Blindboy then says that although Quinn’s ideas might be 80% bullshit, there is the other 20% which contains bizarre coincidences that need to be looked at properly. Again, all pseudo-scholars and bullshit-merchants tend to come out with the same arguments, including this one. Personally, I am not seeing anything worth having in Quinn’s work, let alone 20%, but even if it does exist, would you be as kind about a mainstream history book that is four-fifths garbage? If an author has a fascinating theory, shouldn’t THE AUTHOR just make a bit of effort to present the facts they’re sure of rather than presenting something mixed with loads of total nonsense?
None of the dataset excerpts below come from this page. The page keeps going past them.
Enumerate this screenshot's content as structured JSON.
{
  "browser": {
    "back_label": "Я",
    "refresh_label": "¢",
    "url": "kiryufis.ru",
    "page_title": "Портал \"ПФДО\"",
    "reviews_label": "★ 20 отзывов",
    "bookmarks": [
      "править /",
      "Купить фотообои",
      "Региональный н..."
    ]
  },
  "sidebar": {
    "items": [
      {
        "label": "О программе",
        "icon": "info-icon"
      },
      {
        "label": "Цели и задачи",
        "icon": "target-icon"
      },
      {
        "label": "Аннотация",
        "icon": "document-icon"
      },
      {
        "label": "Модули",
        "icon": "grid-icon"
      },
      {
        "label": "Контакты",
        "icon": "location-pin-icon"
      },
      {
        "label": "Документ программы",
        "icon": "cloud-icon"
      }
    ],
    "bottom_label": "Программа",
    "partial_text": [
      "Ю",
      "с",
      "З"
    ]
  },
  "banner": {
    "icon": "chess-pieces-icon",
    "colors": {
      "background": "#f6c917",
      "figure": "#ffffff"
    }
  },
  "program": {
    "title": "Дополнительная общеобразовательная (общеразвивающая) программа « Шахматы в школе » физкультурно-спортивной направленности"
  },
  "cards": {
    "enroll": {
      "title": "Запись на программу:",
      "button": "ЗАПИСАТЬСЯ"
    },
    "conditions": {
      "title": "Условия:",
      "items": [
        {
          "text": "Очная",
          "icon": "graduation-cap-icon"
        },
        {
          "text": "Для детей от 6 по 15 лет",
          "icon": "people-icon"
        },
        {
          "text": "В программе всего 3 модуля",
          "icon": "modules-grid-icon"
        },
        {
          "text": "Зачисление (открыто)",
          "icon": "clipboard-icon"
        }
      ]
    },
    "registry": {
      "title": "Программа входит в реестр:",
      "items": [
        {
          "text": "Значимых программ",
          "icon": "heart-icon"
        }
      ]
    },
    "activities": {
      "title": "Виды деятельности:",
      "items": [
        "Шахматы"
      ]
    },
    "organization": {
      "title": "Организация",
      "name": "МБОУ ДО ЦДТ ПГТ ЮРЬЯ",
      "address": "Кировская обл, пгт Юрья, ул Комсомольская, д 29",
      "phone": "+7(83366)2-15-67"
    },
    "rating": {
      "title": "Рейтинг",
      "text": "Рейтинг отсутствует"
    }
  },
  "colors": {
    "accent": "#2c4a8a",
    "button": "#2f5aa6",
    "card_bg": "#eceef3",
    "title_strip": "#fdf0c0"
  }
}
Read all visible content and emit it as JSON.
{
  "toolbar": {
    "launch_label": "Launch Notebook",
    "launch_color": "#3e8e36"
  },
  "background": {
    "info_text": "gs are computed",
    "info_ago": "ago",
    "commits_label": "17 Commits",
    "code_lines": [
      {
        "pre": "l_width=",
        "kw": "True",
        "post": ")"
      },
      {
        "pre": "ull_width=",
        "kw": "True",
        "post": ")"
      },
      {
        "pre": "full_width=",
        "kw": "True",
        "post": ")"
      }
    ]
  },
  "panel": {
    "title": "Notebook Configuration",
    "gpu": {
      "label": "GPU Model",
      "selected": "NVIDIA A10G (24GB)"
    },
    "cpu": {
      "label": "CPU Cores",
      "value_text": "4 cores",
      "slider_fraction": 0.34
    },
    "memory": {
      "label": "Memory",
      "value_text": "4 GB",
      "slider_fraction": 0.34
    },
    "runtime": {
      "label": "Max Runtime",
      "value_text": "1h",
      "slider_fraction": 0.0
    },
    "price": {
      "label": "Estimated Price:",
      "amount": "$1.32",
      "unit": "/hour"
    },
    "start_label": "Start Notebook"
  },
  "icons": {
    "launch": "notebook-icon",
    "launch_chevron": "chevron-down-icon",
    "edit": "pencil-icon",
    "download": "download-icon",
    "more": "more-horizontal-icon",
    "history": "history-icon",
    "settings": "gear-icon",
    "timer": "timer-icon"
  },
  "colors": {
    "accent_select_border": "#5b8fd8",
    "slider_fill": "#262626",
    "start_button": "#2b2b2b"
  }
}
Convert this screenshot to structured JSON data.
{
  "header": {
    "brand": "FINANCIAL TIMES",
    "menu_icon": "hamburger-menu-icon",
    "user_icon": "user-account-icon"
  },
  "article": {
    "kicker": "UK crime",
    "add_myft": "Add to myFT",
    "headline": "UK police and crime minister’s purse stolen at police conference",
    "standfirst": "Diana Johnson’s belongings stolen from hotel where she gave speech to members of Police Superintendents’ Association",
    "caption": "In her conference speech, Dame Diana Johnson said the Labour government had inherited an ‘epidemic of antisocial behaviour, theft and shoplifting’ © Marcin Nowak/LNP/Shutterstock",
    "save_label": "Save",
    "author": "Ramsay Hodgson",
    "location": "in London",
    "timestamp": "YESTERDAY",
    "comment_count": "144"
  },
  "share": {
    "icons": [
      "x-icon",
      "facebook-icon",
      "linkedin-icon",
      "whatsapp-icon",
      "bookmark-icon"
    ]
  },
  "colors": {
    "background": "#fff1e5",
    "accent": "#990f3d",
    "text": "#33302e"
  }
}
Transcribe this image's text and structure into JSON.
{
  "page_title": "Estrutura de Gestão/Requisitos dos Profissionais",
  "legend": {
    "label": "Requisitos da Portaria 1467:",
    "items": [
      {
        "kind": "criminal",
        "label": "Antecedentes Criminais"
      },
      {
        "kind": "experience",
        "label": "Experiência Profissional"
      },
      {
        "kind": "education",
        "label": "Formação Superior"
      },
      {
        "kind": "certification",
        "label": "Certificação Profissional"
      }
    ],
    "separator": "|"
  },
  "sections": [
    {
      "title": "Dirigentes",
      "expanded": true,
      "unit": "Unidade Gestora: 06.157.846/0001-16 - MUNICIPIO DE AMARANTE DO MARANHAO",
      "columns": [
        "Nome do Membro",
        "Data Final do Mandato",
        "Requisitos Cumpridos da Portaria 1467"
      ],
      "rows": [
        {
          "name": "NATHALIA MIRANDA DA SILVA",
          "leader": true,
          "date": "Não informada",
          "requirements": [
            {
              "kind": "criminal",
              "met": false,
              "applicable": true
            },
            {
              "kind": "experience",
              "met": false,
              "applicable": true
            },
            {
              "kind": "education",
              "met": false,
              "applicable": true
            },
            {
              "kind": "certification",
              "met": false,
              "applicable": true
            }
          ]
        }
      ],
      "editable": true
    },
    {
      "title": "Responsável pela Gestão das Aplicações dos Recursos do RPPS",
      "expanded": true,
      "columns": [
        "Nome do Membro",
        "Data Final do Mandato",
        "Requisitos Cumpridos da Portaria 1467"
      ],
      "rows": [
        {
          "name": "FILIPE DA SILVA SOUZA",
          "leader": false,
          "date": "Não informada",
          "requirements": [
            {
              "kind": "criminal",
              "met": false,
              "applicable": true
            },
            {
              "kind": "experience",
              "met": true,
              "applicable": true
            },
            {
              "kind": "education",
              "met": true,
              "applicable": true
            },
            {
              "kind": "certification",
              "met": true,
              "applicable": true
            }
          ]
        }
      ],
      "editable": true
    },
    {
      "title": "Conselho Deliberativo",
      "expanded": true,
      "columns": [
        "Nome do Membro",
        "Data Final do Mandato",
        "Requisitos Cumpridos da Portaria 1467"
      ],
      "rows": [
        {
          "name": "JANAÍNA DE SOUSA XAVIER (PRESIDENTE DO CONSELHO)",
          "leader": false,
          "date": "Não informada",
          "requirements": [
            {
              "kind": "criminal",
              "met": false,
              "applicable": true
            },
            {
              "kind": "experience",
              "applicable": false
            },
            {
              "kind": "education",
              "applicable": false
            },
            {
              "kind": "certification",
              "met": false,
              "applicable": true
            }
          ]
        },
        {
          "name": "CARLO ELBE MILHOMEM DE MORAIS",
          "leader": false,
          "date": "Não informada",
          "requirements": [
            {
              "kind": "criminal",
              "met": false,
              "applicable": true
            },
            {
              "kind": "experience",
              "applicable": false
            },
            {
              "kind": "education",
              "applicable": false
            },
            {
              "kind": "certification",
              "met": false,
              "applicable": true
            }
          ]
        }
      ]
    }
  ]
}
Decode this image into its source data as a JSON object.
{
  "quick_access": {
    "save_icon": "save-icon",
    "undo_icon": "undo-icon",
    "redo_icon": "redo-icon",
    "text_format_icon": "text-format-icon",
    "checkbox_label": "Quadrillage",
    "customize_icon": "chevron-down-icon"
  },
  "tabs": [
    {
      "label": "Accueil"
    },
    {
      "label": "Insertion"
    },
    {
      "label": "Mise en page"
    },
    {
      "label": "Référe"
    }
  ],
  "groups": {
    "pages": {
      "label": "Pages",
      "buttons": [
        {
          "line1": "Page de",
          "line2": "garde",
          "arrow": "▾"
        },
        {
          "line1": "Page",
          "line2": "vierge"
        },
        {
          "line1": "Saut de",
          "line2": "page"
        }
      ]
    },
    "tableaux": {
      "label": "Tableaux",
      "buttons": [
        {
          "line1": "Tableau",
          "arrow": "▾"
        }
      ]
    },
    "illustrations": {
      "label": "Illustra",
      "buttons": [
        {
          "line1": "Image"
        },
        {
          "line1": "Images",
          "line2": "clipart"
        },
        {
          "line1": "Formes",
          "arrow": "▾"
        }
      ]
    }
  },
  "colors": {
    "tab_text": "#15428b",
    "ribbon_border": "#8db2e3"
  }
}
And finally, Blindboy says that we should examine it because if it proves it’s bullshit, then that is helpful. Yes, I would agree that establishing that something is bullshit is useful. But my argument would be that if something is badly done, why should sceptics be the ones to establish its crappiness? If there’s any truth to the theory, someone will eventually do the research properly and establish that fact. Proper books will be written, by real scholars. So the responsibility is on Daniel Cassidy, or Graham Hancock, or Gavin Menzies or Bob Quinn to fact-check their own work and present something that isn’t full of crap. It’s not up to us to sift through the crap in hopes of finding something of value and it’s deeply unwise to waste your time looking for diamonds in a dungheap or encourage others to do so.
In other words, Blindboy, I would start listening to your eye-rolling historian friends (especially if it’s Liam Hogan) rather than going for nonsense because it’s SO FUCKIN’ FASCINATIN’. Develop those bullshit sensors! Learn to recognise pseudoscience and pseudohistory and common or garden bullshit and learn to think rationally and encourage other people to do the same.
Just look at what happened to Russell Brand, who turned into a conspiracy-loving, red-pill popping, rabbithole-exploring whackjob. I’m sure there’s a lot of money in that kind of thing, Blindboy, but is it really what you want to spend your life doing?